I conflitti geo-politici, la trasformazione digitale e il ransomware stanno provocando un aumento dei cyberattacchi. La situazione del 2022 rispetto al 2021.
Autore: Redazione SecurityOpenLab
Nel 2022 gli attacchi informatici sono aumentati del 38% rispetto all'anno precedente, con una media di 1.168 attacchi settimanali per ogni organizzazione. Il dato è elaborato da Check Point Research per il Security Report 2023, che ripercorre un turbolento 2022 in cui attaccanti e gruppi ransomware più piccoli e agili attaccano le proprie vittime sfruttando i tool collaborativi utilizzati nell’ambiente di lavoro ibrido.
Come già segnalato da altre ricerche, i temi centrali del 2022 sono stati tre: il già citato ransomware, il conflitto ucraino, che ha causato consistenti attività legate all’hacktivismo, soprattutto nell’area dell'Europa orientale e del Medio Oriente e la cloud security. I settori maggiormente sotto attacco sono education e ricerca, ma sono in forte aumento anche gli attacchi contro il settore healthcare, che segna un +74% rispetto all'anno precedente.
Tornando ai temi, partiamo con il ransomware. La chiusura di gruppi importanti come Conti ha portato a una dissoluzione di affiliati ed esperti a vario titolo in gruppi più piccoli. Questi ultimi sono veloci, dinamici ed è molto difficile identificarli per l’attribuzione degli attacchi o per identificarne e tracciarne le attività. Proprio le TTP sono il principio su cui si basano le difese moderne, non riuscire a tenerne traccia costituisce un problema enorme per i difensori. A questa complicazione se ne aggiunge un’altra segnalata da CPR: i meccanismi di protezione esistenti basati sul rilevamento delle attività di crittografia potrebbero diventare meno efficaci. L'attenzione si concentrerà invece sul data wiping e sul rilevamento dell'esfiltrazione.
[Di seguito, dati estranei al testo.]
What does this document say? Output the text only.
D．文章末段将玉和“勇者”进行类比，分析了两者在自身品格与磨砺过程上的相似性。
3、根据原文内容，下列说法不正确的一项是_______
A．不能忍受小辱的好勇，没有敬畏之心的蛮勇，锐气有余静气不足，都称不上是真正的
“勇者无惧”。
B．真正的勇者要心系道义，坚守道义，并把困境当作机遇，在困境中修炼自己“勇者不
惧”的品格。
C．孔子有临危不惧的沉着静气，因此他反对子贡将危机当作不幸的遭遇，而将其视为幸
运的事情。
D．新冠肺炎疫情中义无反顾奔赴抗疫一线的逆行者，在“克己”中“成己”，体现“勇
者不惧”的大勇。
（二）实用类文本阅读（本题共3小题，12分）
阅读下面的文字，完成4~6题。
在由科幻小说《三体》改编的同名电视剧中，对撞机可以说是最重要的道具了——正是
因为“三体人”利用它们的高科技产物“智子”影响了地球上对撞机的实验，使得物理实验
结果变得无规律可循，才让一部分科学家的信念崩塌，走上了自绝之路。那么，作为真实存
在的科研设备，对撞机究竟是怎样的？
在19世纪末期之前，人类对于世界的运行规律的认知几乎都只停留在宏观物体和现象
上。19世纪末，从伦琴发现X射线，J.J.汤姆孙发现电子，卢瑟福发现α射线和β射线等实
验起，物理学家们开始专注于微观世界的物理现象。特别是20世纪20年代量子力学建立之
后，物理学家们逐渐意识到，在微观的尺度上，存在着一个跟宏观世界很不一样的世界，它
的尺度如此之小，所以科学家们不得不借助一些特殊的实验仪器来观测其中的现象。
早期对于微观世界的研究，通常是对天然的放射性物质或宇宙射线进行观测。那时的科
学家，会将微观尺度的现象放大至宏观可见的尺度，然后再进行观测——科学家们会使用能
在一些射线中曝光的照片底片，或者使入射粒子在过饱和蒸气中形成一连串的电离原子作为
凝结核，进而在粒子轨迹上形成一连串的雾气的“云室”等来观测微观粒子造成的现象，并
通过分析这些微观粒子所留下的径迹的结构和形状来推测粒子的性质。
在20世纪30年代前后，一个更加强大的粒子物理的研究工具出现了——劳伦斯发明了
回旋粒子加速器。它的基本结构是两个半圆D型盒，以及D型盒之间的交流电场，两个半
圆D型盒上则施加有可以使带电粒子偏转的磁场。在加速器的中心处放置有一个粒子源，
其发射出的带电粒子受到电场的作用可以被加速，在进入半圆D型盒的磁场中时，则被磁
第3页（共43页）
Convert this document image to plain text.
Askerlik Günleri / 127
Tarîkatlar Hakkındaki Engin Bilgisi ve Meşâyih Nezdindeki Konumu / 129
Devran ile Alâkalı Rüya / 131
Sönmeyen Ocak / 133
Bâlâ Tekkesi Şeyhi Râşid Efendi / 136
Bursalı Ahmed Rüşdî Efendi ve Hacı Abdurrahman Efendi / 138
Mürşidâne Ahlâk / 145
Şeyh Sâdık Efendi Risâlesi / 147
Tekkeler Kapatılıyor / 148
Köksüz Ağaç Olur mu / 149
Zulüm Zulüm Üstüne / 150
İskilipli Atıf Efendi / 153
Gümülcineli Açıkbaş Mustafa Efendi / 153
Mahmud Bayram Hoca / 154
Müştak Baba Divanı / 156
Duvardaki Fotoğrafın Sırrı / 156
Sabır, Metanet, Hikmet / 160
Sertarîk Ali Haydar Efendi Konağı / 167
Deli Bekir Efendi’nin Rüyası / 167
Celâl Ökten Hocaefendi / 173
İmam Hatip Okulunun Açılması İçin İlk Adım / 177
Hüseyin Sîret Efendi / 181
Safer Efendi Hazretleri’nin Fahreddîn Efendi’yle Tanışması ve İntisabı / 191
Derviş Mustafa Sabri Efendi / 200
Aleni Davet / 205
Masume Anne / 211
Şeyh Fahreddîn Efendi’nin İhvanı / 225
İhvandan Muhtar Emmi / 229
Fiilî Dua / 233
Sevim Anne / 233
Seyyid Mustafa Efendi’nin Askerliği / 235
Sull’hacktivismo si è già detto praticamente tutto: era sostanzialmente estinto prima dell’invasione dell’Ucraina. La guerra ibrida ha scatenato un filone di attacchi cyber da cui sarà difficile tornare indietro: i confini tra le operazioni informatiche promosse dagli stati nazionali e l'hacktivismo sono sempre più labili, e le attività cyber consentono alle nazioni di agire nell'anonimato e nell'impunità. Come sottolineò a suo tempo Mikko Hyppönen di WithSecure, le armi informatiche sono "efficaci, convenienti e negabili".
Chiudiamo con la questione cloud. La trasformazione digitale ha portato al trasferimento in cloud di una buon parte degli asset aziendali. Aziende, dipendenti a utenti fanno un uso sempre più massivo di applicazioni SaaS, IaaS e PaaS, ovviamente gli attacchi si spostano di conseguenza e, come avevamo già segnalato – si spostano in cloud. Non è quindi un caso se nel 2022 il numero di attacchi cloud-based che si verificano in ogni organizzazione è cresciuto a dismisura (+48% rispetto all’anno precedente).
Non esiste una soluzione univoca per tutto. Esiste però un concetto che indica la strada da seguire per una difesa efficace: ridurre il più possibile la complessità. Perché cloud e multicloud hanno reso le infrastrutture molto più complesse che in passato e molto più difficili da difendere. Perché difendere asset differenti con una pletora di prodotti diversi comporta una perdita di tempo e di visibilità che si paga con i buchi nella sicurezza. E perché il personale competente disponibile è poco, quindi bisogna ottimizzare il suo lavoro per risparmiargli stress e aumentarne la produttività. In quest’ottica, intelligenza artificiale e machine learning sono vitali, senza però perdere di vista il fatto che le competenze umane non sono rimpiazzabili da una AI, ma solo valorizzabili con il suo sfruttamento.